Jack se arrojó sobre el algodón frío y crispado —el colchón y los resortes se hundieron con su peso— y acarició la suaves caderas de Rose, una caderas generosas que jamás habían albergado un hijo.

Podía verla: su sexo hinchado esperaba una nueva invasión. Podía olerla: la dulzura de las rosas mezclada con la chispa de la excitación sexual.

Rose había dicho que él no la amaba; y era cierto que no la amaba como había amado a Cynthia Whitcox, pero no podía negar la necesidad que sentía de ella.

Besó el portal que ella le ofrecía y la lamió, quitándole el dolor.

Unas pequeñas manos le acariciaron la cabeza.

Jack lamió la línea húmeda entre los labios rosados y le besó el pequeño y duro clítoris, una glándula roja oscura.

Los dedos de ella se contrajeron dentro del cabello de él.

Jack lamió hasta que los gritos agudos y cacofónicos perforaron el rudo susurro de su respiración y la pequeña y dura glándula que pulsaba al ritmo de sus latidos se deslizó hacía atrás dentro de un confortable prepucio.

Ella había llorado lágrimas por su marido.
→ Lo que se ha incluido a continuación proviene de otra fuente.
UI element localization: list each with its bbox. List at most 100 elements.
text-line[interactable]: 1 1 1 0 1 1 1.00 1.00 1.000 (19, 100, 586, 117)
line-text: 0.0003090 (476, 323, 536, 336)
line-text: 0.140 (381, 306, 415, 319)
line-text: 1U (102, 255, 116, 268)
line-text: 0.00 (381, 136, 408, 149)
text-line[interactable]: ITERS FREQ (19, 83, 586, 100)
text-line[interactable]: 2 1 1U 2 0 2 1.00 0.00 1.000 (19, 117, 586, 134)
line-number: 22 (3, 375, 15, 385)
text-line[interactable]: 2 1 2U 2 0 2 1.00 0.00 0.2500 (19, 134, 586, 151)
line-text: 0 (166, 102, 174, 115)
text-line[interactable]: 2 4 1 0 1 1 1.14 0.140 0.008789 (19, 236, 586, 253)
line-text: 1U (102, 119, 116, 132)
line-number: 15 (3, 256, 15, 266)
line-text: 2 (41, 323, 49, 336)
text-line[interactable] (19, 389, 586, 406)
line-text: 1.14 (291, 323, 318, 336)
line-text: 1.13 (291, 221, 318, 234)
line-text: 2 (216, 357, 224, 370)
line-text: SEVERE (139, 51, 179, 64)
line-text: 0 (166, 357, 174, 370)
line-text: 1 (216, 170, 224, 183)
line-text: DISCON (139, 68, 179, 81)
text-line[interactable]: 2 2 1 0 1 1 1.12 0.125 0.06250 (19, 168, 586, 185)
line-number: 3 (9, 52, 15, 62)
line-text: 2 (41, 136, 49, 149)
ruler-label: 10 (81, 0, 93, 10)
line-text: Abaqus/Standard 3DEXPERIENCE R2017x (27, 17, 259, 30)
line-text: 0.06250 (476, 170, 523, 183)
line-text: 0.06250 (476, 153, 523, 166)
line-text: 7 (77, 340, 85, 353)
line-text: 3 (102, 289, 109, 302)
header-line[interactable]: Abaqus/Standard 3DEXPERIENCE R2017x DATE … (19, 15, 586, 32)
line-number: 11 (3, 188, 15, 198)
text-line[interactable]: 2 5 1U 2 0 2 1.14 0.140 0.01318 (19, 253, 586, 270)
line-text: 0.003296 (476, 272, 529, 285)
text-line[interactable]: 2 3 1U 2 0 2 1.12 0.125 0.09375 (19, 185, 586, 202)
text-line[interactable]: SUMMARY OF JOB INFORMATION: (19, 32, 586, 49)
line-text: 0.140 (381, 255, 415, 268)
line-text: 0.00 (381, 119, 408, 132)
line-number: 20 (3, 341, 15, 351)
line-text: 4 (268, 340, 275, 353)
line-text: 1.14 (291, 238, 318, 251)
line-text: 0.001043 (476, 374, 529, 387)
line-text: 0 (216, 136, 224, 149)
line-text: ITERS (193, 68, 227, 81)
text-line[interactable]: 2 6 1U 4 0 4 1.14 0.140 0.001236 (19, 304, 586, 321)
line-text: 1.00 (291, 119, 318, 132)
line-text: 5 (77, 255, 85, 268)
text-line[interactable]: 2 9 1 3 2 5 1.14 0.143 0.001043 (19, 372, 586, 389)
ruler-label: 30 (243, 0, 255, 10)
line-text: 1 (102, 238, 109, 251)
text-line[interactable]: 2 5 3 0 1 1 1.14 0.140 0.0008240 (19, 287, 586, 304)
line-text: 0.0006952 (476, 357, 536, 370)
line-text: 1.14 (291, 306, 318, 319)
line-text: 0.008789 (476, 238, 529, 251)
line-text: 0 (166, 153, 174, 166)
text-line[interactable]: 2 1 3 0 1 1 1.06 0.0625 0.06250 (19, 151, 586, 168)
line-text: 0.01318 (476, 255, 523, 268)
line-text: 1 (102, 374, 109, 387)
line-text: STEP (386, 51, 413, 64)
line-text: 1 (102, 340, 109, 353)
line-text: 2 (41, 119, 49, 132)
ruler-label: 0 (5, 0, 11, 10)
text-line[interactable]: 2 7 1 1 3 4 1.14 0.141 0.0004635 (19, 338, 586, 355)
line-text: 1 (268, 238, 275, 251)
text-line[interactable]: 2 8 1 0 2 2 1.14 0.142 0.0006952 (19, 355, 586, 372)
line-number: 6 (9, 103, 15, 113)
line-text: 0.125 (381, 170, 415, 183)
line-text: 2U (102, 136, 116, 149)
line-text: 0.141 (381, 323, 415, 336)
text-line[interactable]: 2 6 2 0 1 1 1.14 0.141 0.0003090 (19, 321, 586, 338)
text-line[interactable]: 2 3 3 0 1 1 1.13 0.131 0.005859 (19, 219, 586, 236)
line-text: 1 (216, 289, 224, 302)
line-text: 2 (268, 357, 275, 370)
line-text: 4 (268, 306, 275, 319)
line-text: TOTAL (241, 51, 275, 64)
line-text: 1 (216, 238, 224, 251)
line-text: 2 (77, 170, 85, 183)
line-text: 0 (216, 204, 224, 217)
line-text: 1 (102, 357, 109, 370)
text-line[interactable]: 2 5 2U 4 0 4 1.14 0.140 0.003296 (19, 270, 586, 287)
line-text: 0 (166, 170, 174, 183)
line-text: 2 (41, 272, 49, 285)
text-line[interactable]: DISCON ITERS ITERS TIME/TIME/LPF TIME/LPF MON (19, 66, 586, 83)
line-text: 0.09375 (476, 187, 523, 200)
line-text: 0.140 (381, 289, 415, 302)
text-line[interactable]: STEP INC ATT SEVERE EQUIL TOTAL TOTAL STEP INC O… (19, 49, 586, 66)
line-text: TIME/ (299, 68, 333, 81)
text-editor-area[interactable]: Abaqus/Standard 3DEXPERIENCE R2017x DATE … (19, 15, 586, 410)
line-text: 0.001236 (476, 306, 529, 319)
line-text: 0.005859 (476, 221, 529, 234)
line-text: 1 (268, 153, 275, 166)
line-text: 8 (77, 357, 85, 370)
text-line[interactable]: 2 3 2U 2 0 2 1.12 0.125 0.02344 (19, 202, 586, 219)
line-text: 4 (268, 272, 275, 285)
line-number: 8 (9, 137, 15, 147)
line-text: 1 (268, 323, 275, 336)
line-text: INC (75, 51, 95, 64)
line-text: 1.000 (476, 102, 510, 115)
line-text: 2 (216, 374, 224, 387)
Ahora gritaba el nombre de su amante.

Unos dedos invisibles le aplastaban los testículos.

A ciegas, él vio su vagina. Una lengua acanalada probaba la boca que había hecho.

Músculos delicados revoloteaban a su alrededor.

Besándolo. Probándolo.

Amándolo.

La inocencia del pecado. Sin importar que la ley dijera lo contrario.

Jack empujó hacía arriba el cuerpo de ella y la sujetó con los antebrazos a cada lado de sus hombros.

Su pene desnudo pulsaba contra su pelvis desnuda.

Unos ojos azules probaban su mirada... estudiaban solemnemente su boca.

Una yema de un dedo muy suave le quemó la barbilla.

—Estás mojado.

—De ti, Rose —respondió él.

Ella deslizó la mirada hacia arriba

Jack tocó los labios de la mujer con los de él, compartiendo con ella el placer que su esposo no había compartido.

—Es el sabor de tu orgasmo.

La incertidumbre le oscureció el rostro, sobrecogido de curiosidad.

Rose abrió la boca y probó la lengua que él le brindaba.

Una mezcla de placer y dolor le ennegreció la mirada. Ella enhebró los dedos en el bigote de él.

—¿Qué vas a hacer, Jack?

Ella era una mujer que amaba a otro hombre. Él era un hombre que amaba a otra mujer.

—Voy a chuparte los senos hasta que tu corazón lata contra la punta de mi lengua y tengas otro orgasmo —dijo Jack.

El ansia dentro de los ojos de ella lo hería en el lugar donde un hombre no debería ser herido.

—Y luego te voy a follar, Rose, hasta que mi pene se vuelva parte de ti, y llores de todo el placer que te doy.

Las lágrimas que ella había llorado por su esposo le humedecieron los ojos.

Un dedo tembloroso le acarició la oreja.

—¿Qué harás, Jack, cuando llore por el placer que me das?

No pensaba mentir.

—No lo sé.

Jack no sabía si alguna vez podría olvidar a la mujer a quien su amor había matado.